Orlando: What do you want an apology for?
PWINO: I want an apology for the hurtful things you said to me.
Orlando: What hurtful things did I say to you?
PWINO: Well, I don't remember.
Orlando: Wait. Hold on. So you want me to apologize to you for something you don't remember?
There was a bit of a pause after that. Then, over the miles of bright telephone cable and plastic sheafs of coloured wire, my laughter.

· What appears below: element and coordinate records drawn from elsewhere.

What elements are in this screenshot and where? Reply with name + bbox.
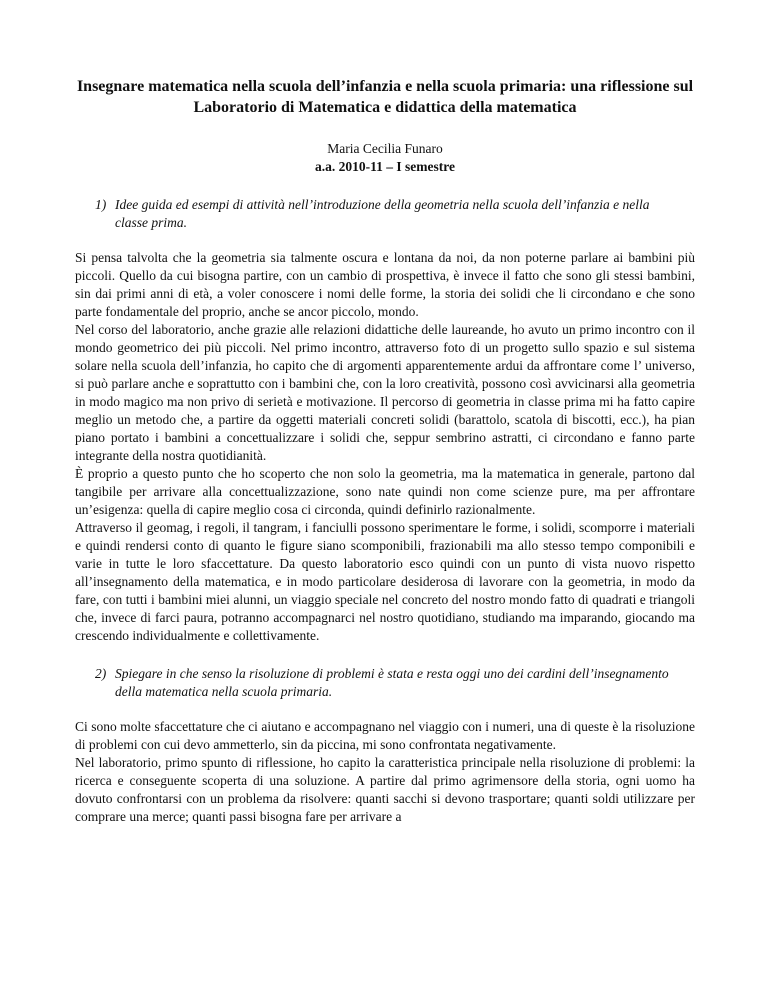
document-title: Insegnare matematica nella scuola dell’infanzia e nella scuola primaria: una riflessione sul Laboratorio di Matematica e didattica della matematica [76,78,694,116]
section-body [75,249,695,645]
section-2 [75,665,695,826]
document-page [75,76,695,826]
academic-term: a.a. 2010-11 – I semestre [315,159,455,174]
paragraph: Attraverso il geomag, i regoli, il tangram, i fanciulli possono sperimentare le forme, i solidi, scomporre i materiali e quindi rendersi conto di quanto le figure siano scomponibili, frazionabili ma allo stesso tempo componibili e varie in tutte le loro sfaccettature. Da questo laboratorio esco quindi con un punto di vista nuovo rispetto all’insegnamento della matematica, e in modo particolare desiderosa di lavorare con la geometria, in modo da fare, con tutti i bambini miei alunni, un viaggio speciale nel concreto del nostro mondo fatto di quadrati e triangoli che, invece di farci paura, potranno accompagnarci nel nostro quotidiano, studiando ma imparando, giocando ma crescendo individualmente e collettivamente. [75,520,695,643]
section-body [75,718,695,826]
paragraph: È proprio a questo punto che ho scoperto che non solo la geometria, ma la matematica in generale, partono dal tangibile per arrivare alla concettualizzazione, sono nate quindi non come scienze pure, ma per affrontare un’esigenza: quella di capire meglio cosa ci circonda, quindi definirlo razionalmente. [75,466,695,517]
paragraph: Nel laboratorio, primo spunto di riflessione, ho capito la caratteristica principale nella risoluzione di problemi: la ricerca e conseguente scoperta di una soluzione. A partire dal primo agrimensore della storia, ogni uomo ha dovuto confrontarsi con un problema da risolvere: quanti sacchi si devono trasportare; quanti soldi utilizzare per comprare una merce; quanti passi bisogna fare per arrivare a [75,755,695,824]
section-question [75,665,695,701]
question-text: Idee guida ed esempi di attività nell’introduzione della geometria nella scuola dell’infanzia e nella classe prima. [115,197,650,230]
paragraph: Nel corso del laboratorio, anche grazie alle relazioni didattiche delle laureande, ho avuto un primo incontro con il mondo geometrico dei più piccoli. Nel primo incontro, attraverso foto di un progetto sullo spazio e sul sistema solare nella scuola dell’infanzia, ho capito che di argomenti apparentemente ardui da affrontare come l’ universo, si può parlare anche e soprattutto con i bambini che, con la loro creatività, possono così avvicinarsi alla geometria in modo magico ma non privo di serietà e motivazione. Il percorso di geometria in classe prima mi ha fatto capire meglio un metodo che, a partire da oggetti materiali concreti solidi (barattolo, scatola di biscotti, ecc.), ha pian piano portato i bambini a concettualizzare i solidi che, seppur sembrino astratti, ci circondano e fanno parte integrante della nostra quotidianità. [75,322,695,463]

#3: Most Unexpected Helping Hand What can I say about this one? Out of left field. Ten minutes from my girlfriend's, thirty minutes from the workplace, the clutch on my Galaxie 500 simply dropped. Well, I called up C and she drove me to work, because she always helps me, because that's what she does, because she's the BGE, and it's on her resumé, under "Volunteer" and "Charitable Activities". And she's helped me out so often, it's easy to slip and take her for granted. So, thank-you, C. But, also, others—for granted, that is—are easy to take. I've known S for around five years, now, and he loaned me, unasked, unlooked for, his CAA card for the tow to the mechanic, giving over most of a cold winter's day to helping me out, for no reason at all, really, except, I suppose, general goodness. Saved me a bunch of money, and more of time, and showed himself a good man to know, a friend to keep. Then, when my car broke down, again, in his driveway, let me keep it there, and his girlfriend drove us around. Wonderful.